January 9, 2016 § 5 Comments
Another Australian Cattle dog like Moo.
Moo was the dog brought home by our daughter, Josie, who volunteered at the animal shelter.
Moo put her paws on Josie’s shoulders, stared into her eyes and said, “Get me out of here.”Maybe no one else heard it, but Josie did.
And we needed a dog, not at our house where we had a resident dachshund who owned the place, but for my dad who lived alone six months out of the year in New Jersey between winters spent across the street from us here in Tallahassee.
A phone call during those long summer months was answered by a voice rusty with disuse. The man needed a dog!
After Moo, my dad did a lot of talking, and when he went anywhere the silhouettes in the front seat included not just the square bald head of the car’s Scandinavian driver but the pointed ears of his loyal cattle dog.
When my father died we grieved, and Moo grieved with us. She had an incredible memory for the places they had been together. I remember going to the annual family gathering at a lake cottage and watching her return again and again to the room they had shared to stare into the emptiness.
Moo was a one man dog, and over time my husband Ray took my father’s place. Moo and I were great friends, but Ray was her guy.
The sad thing about dogs is that they have puny lifespans.
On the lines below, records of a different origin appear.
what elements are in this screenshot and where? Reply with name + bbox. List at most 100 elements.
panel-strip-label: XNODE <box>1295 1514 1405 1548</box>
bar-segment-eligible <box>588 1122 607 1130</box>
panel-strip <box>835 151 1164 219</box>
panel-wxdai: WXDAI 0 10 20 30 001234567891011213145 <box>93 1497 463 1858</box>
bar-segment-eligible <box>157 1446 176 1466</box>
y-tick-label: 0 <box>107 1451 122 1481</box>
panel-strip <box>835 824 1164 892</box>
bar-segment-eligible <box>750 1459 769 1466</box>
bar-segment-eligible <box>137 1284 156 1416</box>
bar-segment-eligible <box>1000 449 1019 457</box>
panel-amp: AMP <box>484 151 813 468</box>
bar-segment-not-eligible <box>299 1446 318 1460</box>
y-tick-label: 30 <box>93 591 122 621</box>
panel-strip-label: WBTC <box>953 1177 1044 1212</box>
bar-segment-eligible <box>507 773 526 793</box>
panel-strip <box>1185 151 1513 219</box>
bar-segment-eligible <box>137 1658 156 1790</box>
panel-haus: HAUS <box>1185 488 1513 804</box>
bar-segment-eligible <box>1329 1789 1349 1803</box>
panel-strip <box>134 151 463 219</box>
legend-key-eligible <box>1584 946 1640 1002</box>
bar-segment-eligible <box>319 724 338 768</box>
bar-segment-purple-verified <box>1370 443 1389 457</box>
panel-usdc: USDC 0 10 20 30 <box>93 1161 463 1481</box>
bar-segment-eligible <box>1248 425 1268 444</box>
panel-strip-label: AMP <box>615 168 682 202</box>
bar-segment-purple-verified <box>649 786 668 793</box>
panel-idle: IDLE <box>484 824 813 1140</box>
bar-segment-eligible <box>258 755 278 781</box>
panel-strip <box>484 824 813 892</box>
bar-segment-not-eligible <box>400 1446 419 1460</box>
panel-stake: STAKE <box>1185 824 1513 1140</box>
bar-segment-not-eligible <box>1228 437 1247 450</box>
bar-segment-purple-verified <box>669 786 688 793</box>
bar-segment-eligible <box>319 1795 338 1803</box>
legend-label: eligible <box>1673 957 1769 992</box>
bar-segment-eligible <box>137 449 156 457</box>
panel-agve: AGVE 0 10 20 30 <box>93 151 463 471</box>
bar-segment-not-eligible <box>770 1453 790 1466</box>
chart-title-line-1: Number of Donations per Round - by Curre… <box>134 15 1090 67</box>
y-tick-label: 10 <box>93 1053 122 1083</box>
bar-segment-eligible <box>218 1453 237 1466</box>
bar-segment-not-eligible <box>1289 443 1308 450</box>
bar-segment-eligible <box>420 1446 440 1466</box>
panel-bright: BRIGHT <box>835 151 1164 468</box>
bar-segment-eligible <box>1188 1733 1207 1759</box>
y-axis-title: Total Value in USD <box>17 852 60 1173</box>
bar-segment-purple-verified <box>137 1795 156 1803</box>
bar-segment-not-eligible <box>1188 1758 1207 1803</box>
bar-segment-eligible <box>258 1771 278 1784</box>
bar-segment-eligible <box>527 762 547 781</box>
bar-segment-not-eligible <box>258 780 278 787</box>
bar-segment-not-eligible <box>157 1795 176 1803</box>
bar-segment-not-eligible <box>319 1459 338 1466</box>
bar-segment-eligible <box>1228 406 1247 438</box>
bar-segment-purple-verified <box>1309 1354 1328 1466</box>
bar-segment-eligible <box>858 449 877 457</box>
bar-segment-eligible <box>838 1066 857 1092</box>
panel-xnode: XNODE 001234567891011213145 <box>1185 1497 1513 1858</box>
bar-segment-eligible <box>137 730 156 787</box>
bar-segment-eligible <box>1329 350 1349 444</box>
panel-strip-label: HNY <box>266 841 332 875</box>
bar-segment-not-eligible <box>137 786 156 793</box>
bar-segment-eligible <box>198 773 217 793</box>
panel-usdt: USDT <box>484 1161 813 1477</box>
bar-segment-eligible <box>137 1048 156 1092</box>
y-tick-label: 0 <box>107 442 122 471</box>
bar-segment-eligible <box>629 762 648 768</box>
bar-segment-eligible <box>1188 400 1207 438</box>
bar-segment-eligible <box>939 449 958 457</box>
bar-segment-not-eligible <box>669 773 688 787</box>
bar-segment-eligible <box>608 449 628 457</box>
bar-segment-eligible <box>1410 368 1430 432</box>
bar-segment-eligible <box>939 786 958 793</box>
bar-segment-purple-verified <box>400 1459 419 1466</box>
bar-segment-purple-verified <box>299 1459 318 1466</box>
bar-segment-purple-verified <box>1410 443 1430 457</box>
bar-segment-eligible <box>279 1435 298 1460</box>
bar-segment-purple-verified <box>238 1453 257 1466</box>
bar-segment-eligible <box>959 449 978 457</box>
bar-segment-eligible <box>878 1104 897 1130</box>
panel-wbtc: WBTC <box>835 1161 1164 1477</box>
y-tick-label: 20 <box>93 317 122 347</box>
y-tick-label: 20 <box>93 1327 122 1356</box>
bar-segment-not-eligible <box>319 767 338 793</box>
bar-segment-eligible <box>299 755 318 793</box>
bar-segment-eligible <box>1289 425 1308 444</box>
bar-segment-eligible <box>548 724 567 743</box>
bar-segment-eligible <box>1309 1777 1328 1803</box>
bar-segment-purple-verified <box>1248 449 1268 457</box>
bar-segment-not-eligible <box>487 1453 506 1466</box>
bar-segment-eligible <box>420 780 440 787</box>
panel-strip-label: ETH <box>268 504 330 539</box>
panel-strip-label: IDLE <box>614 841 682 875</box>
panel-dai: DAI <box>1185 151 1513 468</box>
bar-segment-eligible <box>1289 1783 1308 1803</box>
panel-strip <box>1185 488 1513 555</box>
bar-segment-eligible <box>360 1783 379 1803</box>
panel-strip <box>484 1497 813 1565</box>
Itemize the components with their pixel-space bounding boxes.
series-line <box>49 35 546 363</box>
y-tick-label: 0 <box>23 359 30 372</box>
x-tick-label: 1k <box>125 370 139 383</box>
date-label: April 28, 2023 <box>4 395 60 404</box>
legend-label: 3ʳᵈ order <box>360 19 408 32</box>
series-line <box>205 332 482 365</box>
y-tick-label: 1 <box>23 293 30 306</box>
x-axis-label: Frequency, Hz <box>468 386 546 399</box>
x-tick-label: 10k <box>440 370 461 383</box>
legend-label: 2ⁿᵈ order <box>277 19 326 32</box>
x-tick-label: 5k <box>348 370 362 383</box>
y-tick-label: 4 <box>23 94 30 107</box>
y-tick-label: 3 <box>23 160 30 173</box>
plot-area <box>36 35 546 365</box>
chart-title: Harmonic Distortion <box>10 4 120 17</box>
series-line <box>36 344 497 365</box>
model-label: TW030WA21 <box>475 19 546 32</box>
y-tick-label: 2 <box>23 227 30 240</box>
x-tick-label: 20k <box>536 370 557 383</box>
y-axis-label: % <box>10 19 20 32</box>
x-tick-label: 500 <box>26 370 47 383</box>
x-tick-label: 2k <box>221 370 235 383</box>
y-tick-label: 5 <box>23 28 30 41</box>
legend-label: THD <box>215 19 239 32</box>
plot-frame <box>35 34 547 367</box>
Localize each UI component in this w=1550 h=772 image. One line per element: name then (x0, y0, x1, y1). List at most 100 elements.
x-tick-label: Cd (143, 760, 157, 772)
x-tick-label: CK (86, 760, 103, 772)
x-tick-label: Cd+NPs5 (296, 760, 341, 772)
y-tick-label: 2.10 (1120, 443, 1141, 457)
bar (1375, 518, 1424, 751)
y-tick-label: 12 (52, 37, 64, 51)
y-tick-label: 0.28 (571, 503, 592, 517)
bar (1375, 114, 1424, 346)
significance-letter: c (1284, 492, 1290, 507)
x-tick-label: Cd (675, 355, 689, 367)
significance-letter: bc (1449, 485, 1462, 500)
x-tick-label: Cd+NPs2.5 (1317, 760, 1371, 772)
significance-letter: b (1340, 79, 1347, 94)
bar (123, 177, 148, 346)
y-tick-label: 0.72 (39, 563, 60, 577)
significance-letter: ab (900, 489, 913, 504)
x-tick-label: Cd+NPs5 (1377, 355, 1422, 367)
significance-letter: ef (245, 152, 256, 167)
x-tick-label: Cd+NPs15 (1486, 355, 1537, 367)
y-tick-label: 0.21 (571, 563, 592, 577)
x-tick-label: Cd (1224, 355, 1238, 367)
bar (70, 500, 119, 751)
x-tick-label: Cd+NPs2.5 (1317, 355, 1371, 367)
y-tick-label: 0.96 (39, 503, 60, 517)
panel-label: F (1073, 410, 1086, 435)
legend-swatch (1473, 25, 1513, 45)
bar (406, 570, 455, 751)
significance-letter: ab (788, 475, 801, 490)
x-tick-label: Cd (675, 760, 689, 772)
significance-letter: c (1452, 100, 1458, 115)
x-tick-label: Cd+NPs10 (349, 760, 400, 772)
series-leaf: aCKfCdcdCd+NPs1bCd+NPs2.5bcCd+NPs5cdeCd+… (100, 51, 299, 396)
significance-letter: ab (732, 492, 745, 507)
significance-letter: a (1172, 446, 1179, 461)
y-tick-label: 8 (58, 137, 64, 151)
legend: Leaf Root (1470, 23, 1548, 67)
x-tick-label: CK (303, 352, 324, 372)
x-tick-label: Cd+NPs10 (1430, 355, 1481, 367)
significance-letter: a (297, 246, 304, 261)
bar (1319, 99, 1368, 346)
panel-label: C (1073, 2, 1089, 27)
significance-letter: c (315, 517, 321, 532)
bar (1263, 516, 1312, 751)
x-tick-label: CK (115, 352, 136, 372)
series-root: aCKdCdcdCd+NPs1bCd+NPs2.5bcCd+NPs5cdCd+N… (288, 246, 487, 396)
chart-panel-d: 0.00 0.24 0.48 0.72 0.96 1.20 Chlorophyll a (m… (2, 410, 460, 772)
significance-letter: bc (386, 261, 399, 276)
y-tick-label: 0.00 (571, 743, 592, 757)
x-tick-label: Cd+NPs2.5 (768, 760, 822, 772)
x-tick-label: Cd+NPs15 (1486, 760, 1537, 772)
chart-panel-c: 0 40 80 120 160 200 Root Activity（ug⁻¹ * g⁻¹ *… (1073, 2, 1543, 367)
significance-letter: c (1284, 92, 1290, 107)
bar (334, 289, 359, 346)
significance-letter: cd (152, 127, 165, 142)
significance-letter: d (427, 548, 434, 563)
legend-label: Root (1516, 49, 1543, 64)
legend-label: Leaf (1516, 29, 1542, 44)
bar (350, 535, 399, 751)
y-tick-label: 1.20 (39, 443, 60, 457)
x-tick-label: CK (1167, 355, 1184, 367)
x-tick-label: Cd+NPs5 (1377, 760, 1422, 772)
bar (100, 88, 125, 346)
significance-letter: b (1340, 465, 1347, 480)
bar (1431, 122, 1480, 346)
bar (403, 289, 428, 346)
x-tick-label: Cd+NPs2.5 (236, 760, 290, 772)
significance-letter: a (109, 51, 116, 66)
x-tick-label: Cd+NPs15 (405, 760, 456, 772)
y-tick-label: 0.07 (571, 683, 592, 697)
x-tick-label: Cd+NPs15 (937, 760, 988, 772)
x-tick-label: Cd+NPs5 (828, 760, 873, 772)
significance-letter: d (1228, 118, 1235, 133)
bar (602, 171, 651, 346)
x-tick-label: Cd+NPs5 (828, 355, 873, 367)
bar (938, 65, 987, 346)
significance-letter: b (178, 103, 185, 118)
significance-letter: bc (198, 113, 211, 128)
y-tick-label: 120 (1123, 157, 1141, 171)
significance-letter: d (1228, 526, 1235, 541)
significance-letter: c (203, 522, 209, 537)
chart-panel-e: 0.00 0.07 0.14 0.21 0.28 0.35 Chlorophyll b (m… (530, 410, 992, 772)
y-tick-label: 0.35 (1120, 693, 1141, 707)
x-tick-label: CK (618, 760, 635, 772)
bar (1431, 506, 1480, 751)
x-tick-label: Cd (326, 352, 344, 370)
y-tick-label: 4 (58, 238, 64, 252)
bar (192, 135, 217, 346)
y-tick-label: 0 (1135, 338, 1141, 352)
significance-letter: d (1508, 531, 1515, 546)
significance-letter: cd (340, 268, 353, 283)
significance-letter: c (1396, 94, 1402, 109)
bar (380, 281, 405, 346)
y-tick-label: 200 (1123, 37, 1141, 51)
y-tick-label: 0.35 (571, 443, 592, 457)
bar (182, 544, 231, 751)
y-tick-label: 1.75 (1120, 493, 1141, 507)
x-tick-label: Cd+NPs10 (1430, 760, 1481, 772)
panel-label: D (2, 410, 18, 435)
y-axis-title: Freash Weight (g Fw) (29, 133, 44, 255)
Why did God waste a long lifespan on parrots? I hate to question the almighty, but parrots, really?
When Moo died we faced the vast loneliness of no dog—and the freedom. For a year and a half we didn’t have to seek out a dog-friendly hotel, or shop in under two minutes because the car would get hot.
But we both liked having a dog, and Ray’s hankering for a dog began to build. He looked at the cattle dog rescue sites but the dogs were always pit bulls (maybe a cattle dog had once walked past them).
Then someone told us about a feed store that had an adoption day every Sunday.
I stared at that counter, knowing that whatever dog was back there would be going home with us, Ray just had to be put out of his misery.
Rudy was the dog behind the counter. He came with a name, half a steer pelvis to gnaw on, and a Christmas collar. He was all the things the woman who had been fostering him claimed and much more.
Rudy would give any Zen master a run for his money in the be-here-now department. He is alert and aware moment to moment. When excited he rises up on his back legs and hops.
And can that boy run! We take him to the dog park where he is the rabbit in the race. He is the fastest and most maneuverable dog in the park, and if he tires he slides under one of the picnic tables, protected by the legs of sitting dog owners.
But he can be calm too. He stretches out on my stomach when I am exercising. I think this is called weight training.
Our daughter says he has a grouchy old man face and that if he could talk he’d say, “Hey kid, get off my lawn!” And he kind of does, but no one is responsible for the face issued to them.
It is said that just because your dog thinks you’re the best doesn’t make you a good person.
True, but if you want to be thoroughly approved of and unconditionally loved, nothing beats a dog.